Guides

Small Company Accounts: Thresholds, Options & Audit

Updated 10 Jun 2026


A small company gets reduced filing and reporting obligations — including, for most, exemption from audit. For financial years beginning on or after 6 April 2025, your company is small if it meets at least two of: turnover of £15 million or less, a balance sheet total of £7.5 million or less, and 50 or fewer employees. This page covers the thresholds, what you can choose to file, the audit exemption, and what changes in April 2028.

Does your company qualify as small?

Meet at least two of the three criteria. The thresholds rose for financial years beginning on or after 6 April 2025 (the trigger is the year's start date, not its end).

CriterionFYs beginning before 6 Apr 2025FYs beginning on/after 6 Apr 2025
Turnover£10.2m or less£15m or less
Balance sheet total£5.1m or less£7.5m or less
Average employees50 or fewer50 or fewer (unchanged)

The two-year rule applies: after its first year, a company changes size category only by meeting (or failing) the conditions two years running. And the 2025 uplift came with look-back relief — when testing the prior year you can assume the new thresholds applied then, so companies could benefit immediately.

If you're under the micro limits (£1m turnover, £500,000 balance sheet, 10 employees), the even simpler micro-entity regime is probably yours.

What can a small company file?

Small companies currently have choices about how much appears on the public register:

  • File without the profit and loss account. Today a small company can file its balance sheet and notes without the P&L — practitioners call this "filleted" accounts (not an official term). The P&L is still prepared; it just isn't published.
  • Abridged accounts — a reduced-disclosure format. Still available today, but being removed in April 2028.

From April 2028 the choices narrow. Small companies will file a balance sheet, directors' report, auditor's report (unless exempt) and a profit and loss account — balance-sheet-only public filing ends. An opt-out from publishing the P&L is confirmed (the mechanism isn't yet). All accounts also become software-only filings from the same date.

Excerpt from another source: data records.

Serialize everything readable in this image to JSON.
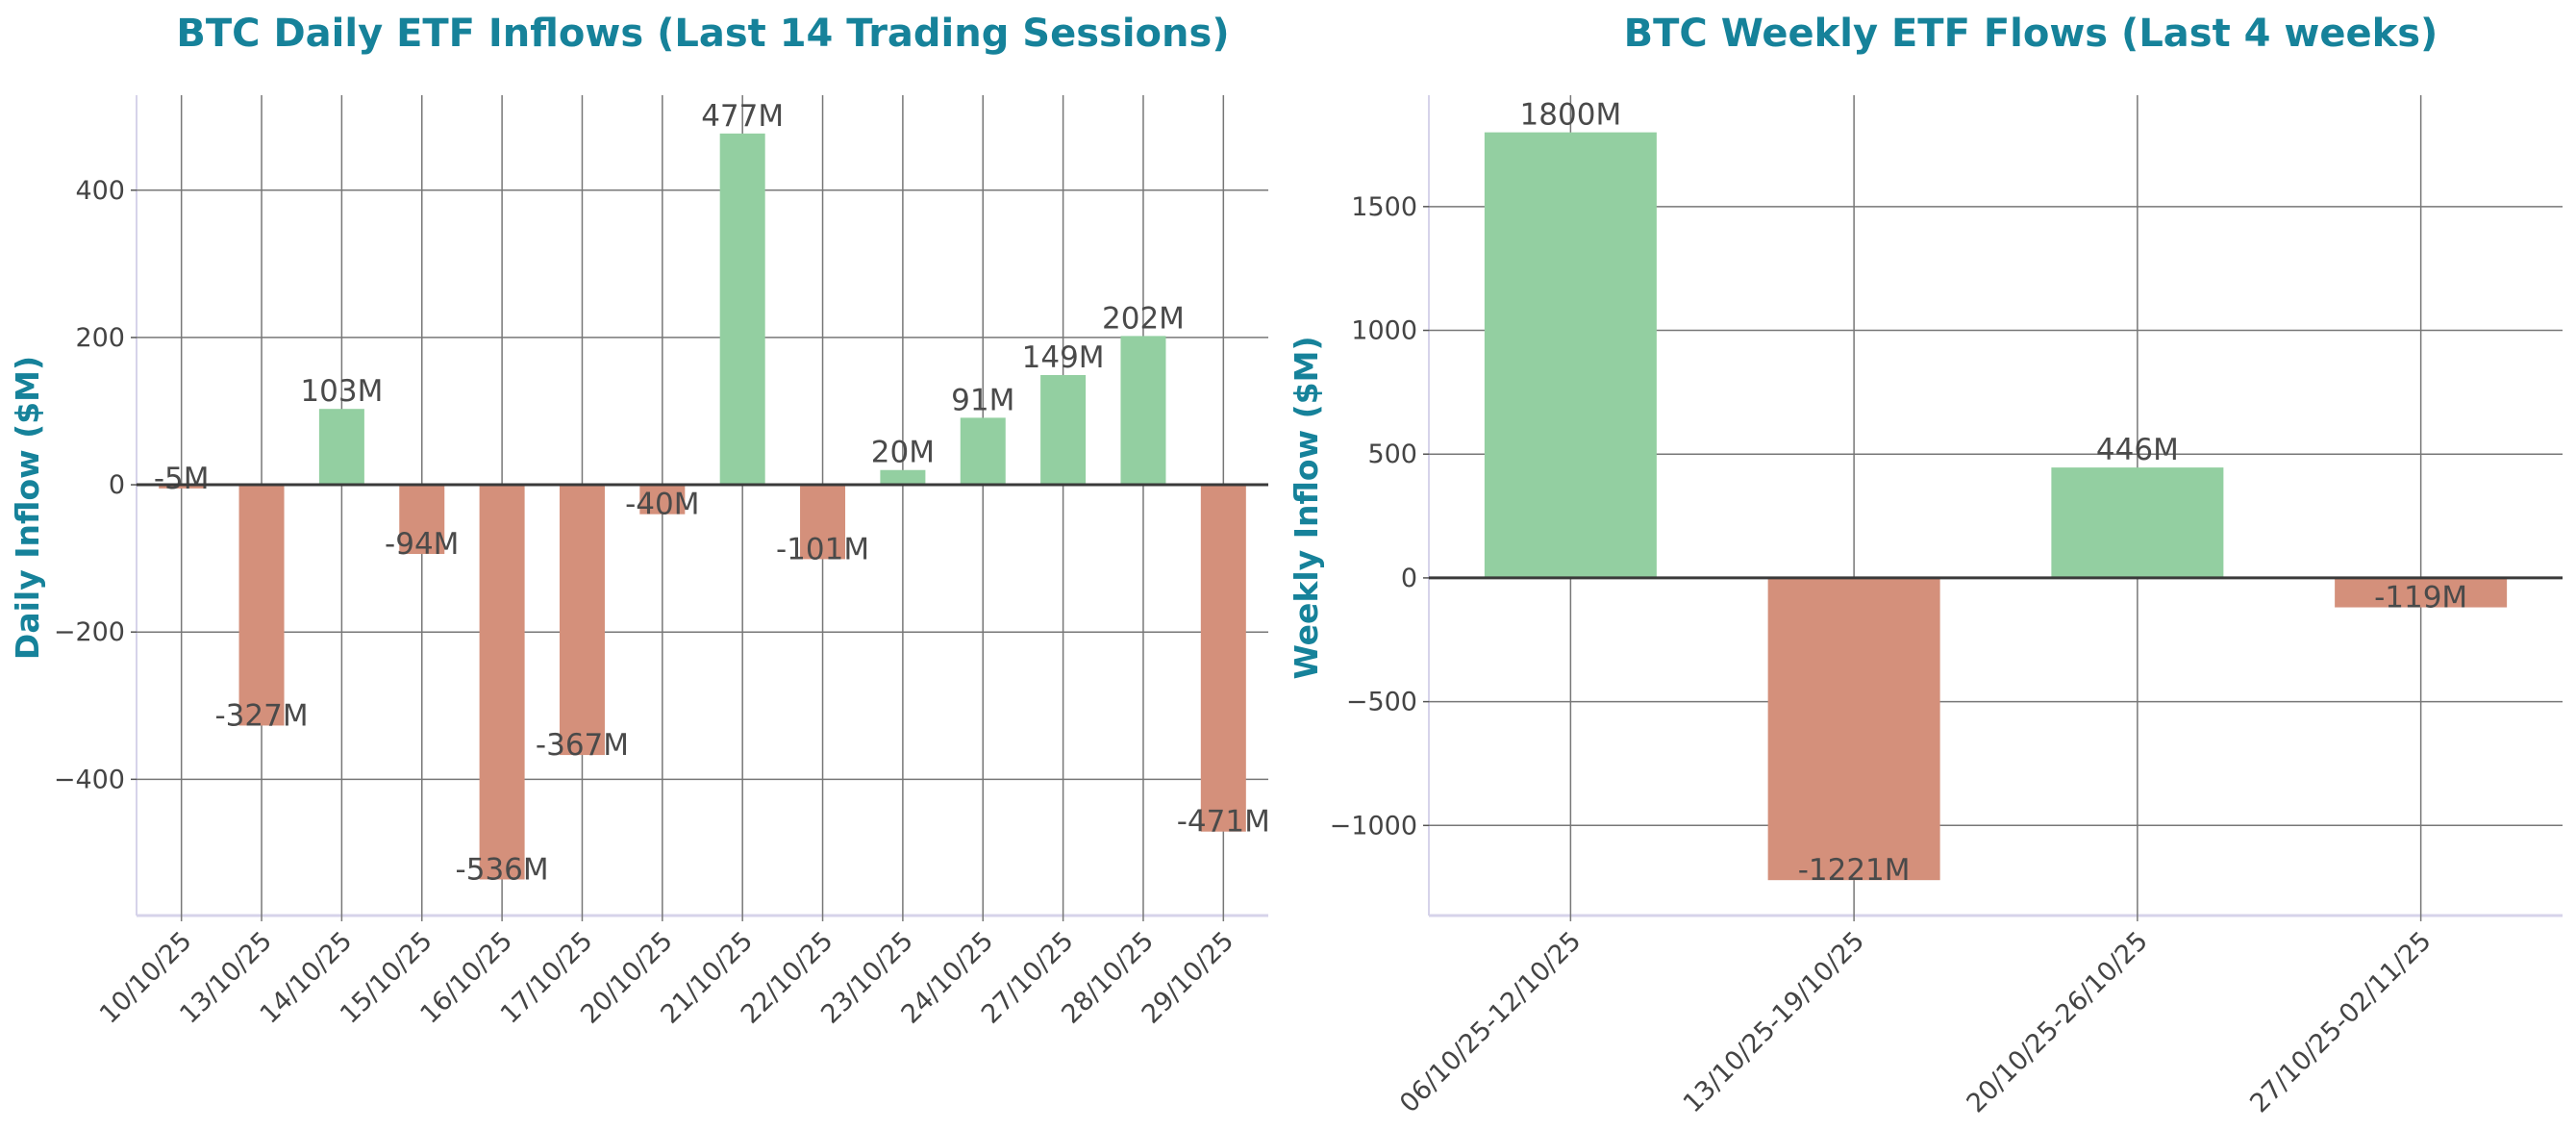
{
  "colors": {
    "positive": "#93cfa1",
    "negative": "#d4907b",
    "title": "#16829a",
    "grid": "#777777",
    "zero_line": "#3a3a3a"
  },
  "chart_data": [
    {
      "type": "bar",
      "title": "BTC Daily ETF Inflows (Last 14 Trading Sessions)",
      "xlabel": "",
      "ylabel": "Daily Inflow ($M)",
      "categories": [
        "10/10/25",
        "13/10/25",
        "14/10/25",
        "15/10/25",
        "16/10/25",
        "17/10/25",
        "20/10/25",
        "21/10/25",
        "22/10/25",
        "23/10/25",
        "24/10/25",
        "27/10/25",
        "28/10/25",
        "29/10/25"
      ],
      "values": [
        -5,
        -327,
        103,
        -94,
        -536,
        -367,
        -40,
        477,
        -101,
        20,
        91,
        149,
        202,
        -471
      ],
      "labels": [
        "-5M",
        "-327M",
        "103M",
        "-94M",
        "-536M",
        "-367M",
        "-40M",
        "477M",
        "-101M",
        "20M",
        "91M",
        "149M",
        "202M",
        "-471M"
      ],
      "yticks": [
        -400,
        -200,
        0,
        200,
        400
      ],
      "ytick_labels": [
        "−400",
        "−200",
        "0",
        "200",
        "400"
      ],
      "ylim": [
        -585,
        529
      ],
      "grid": true
    },
    {
      "type": "bar",
      "title": "BTC Weekly ETF Flows (Last 4 weeks)",
      "xlabel": "",
      "ylabel": "Weekly Inflow ($M)",
      "categories": [
        "06/10/25-12/10/25",
        "13/10/25-19/10/25",
        "20/10/25-26/10/25",
        "27/10/25-02/11/25"
      ],
      "values": [
        1800,
        -1221,
        446,
        -119
      ],
      "labels": [
        "1800M",
        "-1221M",
        "446M",
        "-119M"
      ],
      "yticks": [
        -1000,
        -500,
        0,
        500,
        1000,
        1500
      ],
      "ytick_labels": [
        "−1000",
        "−500",
        "0",
        "500",
        "1000",
        "1500"
      ],
      "ylim": [
        -1364,
        1950
      ],
      "grid": true
    }
  ]
}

Do small company accounts need an audit?

Usually not. A small private company is exempt from statutory audit if it meets at least two of the same three thresholds above. Three caveats:

  • Shareholders can demand one. Holders of at least 10% of shares (by number or value) can require an audit by writing to the registered office at least a month before the year end.
  • Some company types are never exempt — public companies, banks, insurers and certain other regulated businesses must be audited regardless of size.
  • The balance sheet must say so. Exempt accounts carry the directors' statements claiming the exemption, and from April 2028 an enhanced statement naming the exemption applies.

Deadlines and penalties

The same as any private company: accounts are due 9 months after the year end (first accounts: 21 months after incorporation), with the standard penalty bands for late filing. Full detail on the company accounts page; exact dates from the deadline checker.

Frequently asked questions

What does "filleted" accounts mean? It's the practitioner nickname for filing the balance sheet and notes without the profit and loss account. It isn't an official Companies House term — and the option effectively ends in April 2028, when filing the P&L becomes mandatory.

My company just crossed the small thresholds. Do I lose the regime straight away? No — the two-year rule means you change category only after failing the conditions for two consecutive years.

Does audit exemption happen automatically? There's no application — you claim it through the statements on the balance sheet, provided you qualify and no 10% shareholder group has demanded an audit.

What's the difference between small company and micro-entity accounts? Micro-entity is a separate, smaller category with its own minimal format. If you fit micro, you can use either regime — micro-entity accounts covers the simpler option.

I'm a sole trader — does this apply to me? No. Sole traders file nothing with Companies House — see sole trader accounts.